Here, the facts underlying proximate cause were undisputed: (1) Plaintiffs turned over the Bill of Sale and keys to Jordan with full knowledge that he had not received funding, (2) Plaintiffs extended Jordan a line of credit, (3) Plaintiffs breached the Purchase Agreement, (4) Jordan refused to return U.S. Metro to Plaintiffs even after he failed to remit the purchase price, and (5) Plaintiffs repeatedly failed to protect their interests by canceling the contract. Doc. 138 at 17. Therefore, a reasonable jury could not find proximate cause on any of Plaintiffs' claims. Plaintiffs do not argue otherwise in their motion.
To the extent the Court did not expressly identify the acts as "extraordinary," it does so here. The five intervening acts were not only unforeseeable by BizDoc and Shumacher, but they reflected several remarkably poor business decisions by Plaintiffs in which they failed to protect their interests. Plaintiffs failed to cancel the contract several times when circumstances were questionable, and they committed several breaches of the contract themselves. What is more, Plaintiffs do not dispute these facts, nor do they argue that these events are insufficient intervening superseding causes. Consequently, the Court did not commit clear error and it will not reconsider its decision on this issue.
B. Summary Judgment.
Plaintiffs argue the Court erred in finding that the Bill of Sale was never delivered to Weston to hold in escrow. They cite the declaration of Brian Katt, which states: "Weston said that he was going to hold everything until after the vehicles were paid off." Doc. 137, ¶ 1. Based on this statement, Plaintiffs claim a reasonable jury could find the Bill of Sale was delivered to Weston. But Brian's recollection of this statement is not evidence that the Bill of Sale was delivered to Weston to hold in escrow. As the Court noted in its order, Plaintiffs failed to cite any evidence that the Bill of Sale was actually delivered to Weston or that any party instructed him to hold the Bill of Sale as the escrow agent. And the actual circumstances belie this claim, as it is undisputed that the Bill of Sale was immediately turned over to the Riepes without objection from the Katts. Brian did not protest until months later, after receiving advice from counsel:
Q. Now tell me what was said about this Asset Bill of Sale. Did [Weston] offer to hold on to it?Doc. 111-5 at 29. Plaintiffs' argument is without merit.
A. I don't recall.
Q. He was not to give this to Jordan and Janette?
A. From my understanding, no, he was not supposed to.
Q. And what's your understanding based on?
A. I have spoken to my attorney and he advised me that this shouldn't have been given to Jordan and Janette until my money came.

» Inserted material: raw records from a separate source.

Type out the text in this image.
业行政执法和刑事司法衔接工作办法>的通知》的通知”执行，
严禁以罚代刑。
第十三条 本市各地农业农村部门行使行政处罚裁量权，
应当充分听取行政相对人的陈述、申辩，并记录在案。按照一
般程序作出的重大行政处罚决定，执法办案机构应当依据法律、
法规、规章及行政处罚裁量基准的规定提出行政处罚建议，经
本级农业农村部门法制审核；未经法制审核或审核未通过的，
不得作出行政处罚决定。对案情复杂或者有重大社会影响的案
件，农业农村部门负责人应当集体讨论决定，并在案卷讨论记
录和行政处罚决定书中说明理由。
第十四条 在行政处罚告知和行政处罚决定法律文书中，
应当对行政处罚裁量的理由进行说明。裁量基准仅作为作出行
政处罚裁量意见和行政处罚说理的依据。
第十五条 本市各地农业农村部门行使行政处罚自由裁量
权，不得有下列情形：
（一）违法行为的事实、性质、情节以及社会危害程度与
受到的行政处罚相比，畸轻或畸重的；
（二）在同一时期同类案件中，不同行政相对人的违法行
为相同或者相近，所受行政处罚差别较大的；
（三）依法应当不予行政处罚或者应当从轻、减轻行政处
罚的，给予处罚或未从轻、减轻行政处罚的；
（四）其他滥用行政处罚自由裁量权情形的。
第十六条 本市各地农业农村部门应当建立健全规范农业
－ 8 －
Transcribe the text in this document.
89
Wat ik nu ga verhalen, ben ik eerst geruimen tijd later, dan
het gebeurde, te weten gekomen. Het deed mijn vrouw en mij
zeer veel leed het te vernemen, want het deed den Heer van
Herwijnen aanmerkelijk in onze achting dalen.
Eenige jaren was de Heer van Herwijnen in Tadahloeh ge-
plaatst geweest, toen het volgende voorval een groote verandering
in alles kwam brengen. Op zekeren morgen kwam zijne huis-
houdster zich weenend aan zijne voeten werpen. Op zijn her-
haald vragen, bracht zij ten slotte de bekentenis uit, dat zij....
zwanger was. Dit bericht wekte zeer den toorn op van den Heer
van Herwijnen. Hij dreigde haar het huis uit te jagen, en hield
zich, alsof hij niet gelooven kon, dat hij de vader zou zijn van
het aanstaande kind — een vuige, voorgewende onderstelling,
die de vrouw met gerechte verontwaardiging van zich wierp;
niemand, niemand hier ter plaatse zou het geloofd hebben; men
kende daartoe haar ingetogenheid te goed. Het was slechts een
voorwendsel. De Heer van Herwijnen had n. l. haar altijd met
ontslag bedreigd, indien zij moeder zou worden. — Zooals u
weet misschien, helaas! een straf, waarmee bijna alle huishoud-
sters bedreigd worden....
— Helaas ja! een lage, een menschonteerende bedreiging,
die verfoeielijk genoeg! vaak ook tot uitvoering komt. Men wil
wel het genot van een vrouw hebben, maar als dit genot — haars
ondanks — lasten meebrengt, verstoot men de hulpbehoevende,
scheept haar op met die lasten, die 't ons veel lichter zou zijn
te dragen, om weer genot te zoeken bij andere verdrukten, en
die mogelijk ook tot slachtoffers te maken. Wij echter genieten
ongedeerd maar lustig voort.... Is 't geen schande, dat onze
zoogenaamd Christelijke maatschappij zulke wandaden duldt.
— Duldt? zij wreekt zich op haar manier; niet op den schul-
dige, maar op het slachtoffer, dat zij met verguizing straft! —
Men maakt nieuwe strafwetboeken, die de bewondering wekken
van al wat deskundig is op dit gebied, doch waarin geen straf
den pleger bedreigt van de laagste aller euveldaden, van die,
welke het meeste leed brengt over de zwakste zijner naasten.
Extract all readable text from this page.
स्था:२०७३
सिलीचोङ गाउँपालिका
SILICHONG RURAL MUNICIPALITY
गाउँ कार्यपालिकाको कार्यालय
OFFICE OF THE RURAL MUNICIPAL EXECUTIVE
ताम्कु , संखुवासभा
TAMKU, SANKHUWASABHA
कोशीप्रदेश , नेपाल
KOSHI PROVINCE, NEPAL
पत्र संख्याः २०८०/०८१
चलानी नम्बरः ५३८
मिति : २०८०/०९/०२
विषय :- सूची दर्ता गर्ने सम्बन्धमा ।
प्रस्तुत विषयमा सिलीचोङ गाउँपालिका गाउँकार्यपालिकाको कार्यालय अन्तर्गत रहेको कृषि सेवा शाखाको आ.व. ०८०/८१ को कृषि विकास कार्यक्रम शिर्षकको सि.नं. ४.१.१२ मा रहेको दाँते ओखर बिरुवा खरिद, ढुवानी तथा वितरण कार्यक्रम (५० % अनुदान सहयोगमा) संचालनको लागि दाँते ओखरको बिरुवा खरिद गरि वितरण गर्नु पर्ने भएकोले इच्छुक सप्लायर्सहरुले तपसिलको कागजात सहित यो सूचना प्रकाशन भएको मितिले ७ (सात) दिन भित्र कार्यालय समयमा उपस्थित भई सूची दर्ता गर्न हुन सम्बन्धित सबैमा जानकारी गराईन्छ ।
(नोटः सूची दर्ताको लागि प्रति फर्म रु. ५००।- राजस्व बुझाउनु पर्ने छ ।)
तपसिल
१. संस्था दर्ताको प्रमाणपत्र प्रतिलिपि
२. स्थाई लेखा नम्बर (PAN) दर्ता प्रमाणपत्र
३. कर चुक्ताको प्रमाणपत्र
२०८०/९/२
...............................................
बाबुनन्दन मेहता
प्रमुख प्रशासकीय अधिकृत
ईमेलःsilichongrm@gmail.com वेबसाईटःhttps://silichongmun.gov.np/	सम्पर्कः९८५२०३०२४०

Plaintiffs also claim the Court erred in finding that "neither Plaintiffs nor any Defendants contemplated, let alone instructed, Weston to hold the Bill of Sale." Doc. 138 at 8. Again, they rely on Brian's declaration. But Plaintiffs point to no evidence of any party instructing Weston to hold the Bill of Sale other than Brian's declaration. In fact, Plaintiffs did not dispute this fact in their briefs. See Docs. 111, ¶¶ 33-35; 123, ¶¶ 33-35. And Brian testified at his deposition that he did not give Weston any such instructions. Doc. 111 at 28.
Plaintiffs assert the Court erred in finding that the Purchase Agreement "required Plaintiffs to deliver the Bill of Sale directly to Jordan on July 2, 2013." Doc. 138 at 8-9. They claim a jury could reasonably find that no such requirement existed, and that instead, delivery of the Bill of Sale was not required until the purchase price was paid. Doc. 141 at 6. But the Purchase Agreement explicitly stated: "Seller shall deliver to Buyer, at Closing of the sale, a Bill of Sale for all Assets . . . ." Doc. 105-7 at 10. And the First Amendment to the Purchase Agreement, which was executed on July 2, identified the closing date as July 1. Doc. 111-7 at 2 ("The transaction shall have an effective Closing Date of July 1, 2013."). There is no testimony from any party that the actual closing would take place once the funds were physically transferred. Plaintiffs' arguments are directly contradicted by the evidence.
Plaintiffs argue the Court erred in finding that "Plaintiffs signed the Bill of Sale with full knowledge that it would be immediately turned over to Jordan even though BizDoc had not funded the bridge loan." Doc. 138 at 9. Plaintiffs again rely on Brian Katt's declaration, in which he states: "It never occurred to me that the Weston Defendants would give the Bill of Sale to his client immediately[.]" Doc. 137, ¶ 1. But Brian testified at his deposition that he knew the bridge loan had not been funded and he did not object to Jordan taking the Bill of Sale after it was signed, nor did he instruct Weston to hold it in escrow. Doc. 111-5 at 31, 34. Brian's declaration is directly contradicted by his earlier deposition testimony. And even if Plaintiffs' claim of error was well-taken, this would not change the outcome as it is undisputed that Weston never received the Bill of Sale to hold in escrow. An escrow relationship was never created, and Brian Katt's subjective understanding of the situation is irrelevant.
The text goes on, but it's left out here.